In the news: FX premieres, HBO’s ‘Luck,’ and Amber Tamblyn on ‘House’

It’s a slow day here at the blog as I try to get ahead on all the things I need to do before and during Comic-Con and the TV critics press tour (today’s project: transcribing a typically-wordy interview with Matt Weiner that will run, along with my usual review, after the “Mad Men” premiere), but I wanted to take a moment to offer thoughts on some recent TV news developments:

I apparently will be watching a lot of FX this fall. FX is one of my go-to channels in general, but they tend to air one show at a time – or, at least, one at a time that I care about. (This summer, for instance, the wonderful “Louie” is airing alongside “Rescue Me,” which I gave up on after the disastrous end to last season.) But their fall schedule (Fienberg has details on timeslots and premiere dates) includes one of the best dramas on television in “Sons of Anarchy,” Shawn Ryan’s private eye show “Terriers” (which also stars the wonderful Donal Logue, whom I’ve loved going back to his Jimmy the Cabdriver days on MTV, and who starred in one of my favorite underrated indie films, “The Tao of Steve”), plus “It’s Always Sunny in Philadelphia” and “The League.” The latter is a show I didn’t much like when it debuted (in part because it was a comedy about fantasy football that seemed to be afraid to be about fantasy football) but that grew on me. The former, while I don’t always love it (and only occasionally write about it) is coming off possibly its most consistent season so far, which included Green Man vs. the Phillie Phrenetic, Flipadelphia and, of course, Kitten Mittens). So any broadcast network stuff airing at 10 on Tuesdays, Wednesdays and Thursdays may have an uphill climb to find their way onto my DVR.

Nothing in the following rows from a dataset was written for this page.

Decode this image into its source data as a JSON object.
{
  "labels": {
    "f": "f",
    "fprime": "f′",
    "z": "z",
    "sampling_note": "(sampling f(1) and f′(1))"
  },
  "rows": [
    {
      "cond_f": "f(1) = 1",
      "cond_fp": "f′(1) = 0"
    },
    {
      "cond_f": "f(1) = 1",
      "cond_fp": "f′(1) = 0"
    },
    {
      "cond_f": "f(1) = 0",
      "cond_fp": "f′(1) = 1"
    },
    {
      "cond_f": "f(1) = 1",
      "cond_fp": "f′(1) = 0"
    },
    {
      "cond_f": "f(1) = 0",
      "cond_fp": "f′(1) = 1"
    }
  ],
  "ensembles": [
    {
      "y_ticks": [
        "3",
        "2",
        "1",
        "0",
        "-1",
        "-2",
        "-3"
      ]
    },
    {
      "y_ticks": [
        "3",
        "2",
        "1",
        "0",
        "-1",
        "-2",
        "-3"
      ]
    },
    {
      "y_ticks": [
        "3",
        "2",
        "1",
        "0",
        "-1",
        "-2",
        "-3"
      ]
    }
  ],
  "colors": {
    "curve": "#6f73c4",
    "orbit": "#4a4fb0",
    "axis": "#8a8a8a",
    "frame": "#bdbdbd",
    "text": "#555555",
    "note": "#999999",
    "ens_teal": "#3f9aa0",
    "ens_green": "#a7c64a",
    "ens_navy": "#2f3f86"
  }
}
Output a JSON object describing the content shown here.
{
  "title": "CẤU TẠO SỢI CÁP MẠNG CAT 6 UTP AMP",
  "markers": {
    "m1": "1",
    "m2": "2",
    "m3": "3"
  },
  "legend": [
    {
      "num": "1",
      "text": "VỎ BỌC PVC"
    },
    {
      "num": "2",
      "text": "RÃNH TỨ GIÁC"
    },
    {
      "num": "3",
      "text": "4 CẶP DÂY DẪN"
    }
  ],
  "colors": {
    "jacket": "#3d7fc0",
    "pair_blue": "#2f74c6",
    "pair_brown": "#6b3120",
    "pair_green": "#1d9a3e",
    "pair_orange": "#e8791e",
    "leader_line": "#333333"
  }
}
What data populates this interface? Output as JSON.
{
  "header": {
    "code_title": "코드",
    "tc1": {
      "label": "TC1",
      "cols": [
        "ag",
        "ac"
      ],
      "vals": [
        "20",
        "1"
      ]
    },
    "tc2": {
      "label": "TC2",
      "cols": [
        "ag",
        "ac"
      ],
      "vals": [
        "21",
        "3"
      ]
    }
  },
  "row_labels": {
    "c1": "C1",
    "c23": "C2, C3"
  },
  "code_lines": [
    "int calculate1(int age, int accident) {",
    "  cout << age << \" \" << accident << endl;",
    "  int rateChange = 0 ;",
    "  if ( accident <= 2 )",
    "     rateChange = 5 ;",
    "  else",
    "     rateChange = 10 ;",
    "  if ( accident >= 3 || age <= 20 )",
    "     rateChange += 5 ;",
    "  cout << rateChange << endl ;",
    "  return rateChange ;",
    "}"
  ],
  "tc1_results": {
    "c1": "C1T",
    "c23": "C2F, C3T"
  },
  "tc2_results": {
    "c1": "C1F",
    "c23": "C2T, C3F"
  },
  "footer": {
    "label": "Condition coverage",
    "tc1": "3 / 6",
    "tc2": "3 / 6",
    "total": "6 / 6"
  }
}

I am very excited – and very worried – about “Luck.” The HBO drama about horse gambling may have the most prominent creative firepower, in front of and behind the camera, of any show in the channel’s history. “The Sopranos” made stars out of James Gandolfini and David Chase, where “Luck” comes in with Dustin Hoffman and Nick Nolte, among others, in the cast, and it has David Milch and Michael Mann as its producers, all of them bringing their stars with them. Horses are a passion of Milch’s, so I have high hopes for this. At the same time, as I discussed briefly in yesterday’s podcast, I have no idea how the temperaments of Hoffman and Milch will co-exist long term. Perhaps Hoffman has mellowed in his later years, but I would love to be a fly on the wall the next time he gets new dialogue hours or even minutes before cameras roll on a scene. This is one where the behind-the-scenes feature on the eventual DVD ought to be almost as promising as the show itself.

I had higher hopes for Amber Tamblyn’s career than being the Replacement Thirteen for a few weeks on “House.” I loved Tamblyn on “Joan of Arcadia,” even though I eventually lost interest in the show as a whole, and I enjoyed her a lot as the relatively sane center of ABC’s short-lived “The Unusuals.” I know work is work, but now her big move is filling in for Olivia Wilde for a few weeks on “House”? Well, she’ll get to play opposite a great actor in Hugh Laurie, but this is a show that only occasionally does right by its ongoing guest stars, coming off a season that started off wonderfully before falling back on its usual tricks. But more people will see her there than watched any of “The Unusuals.”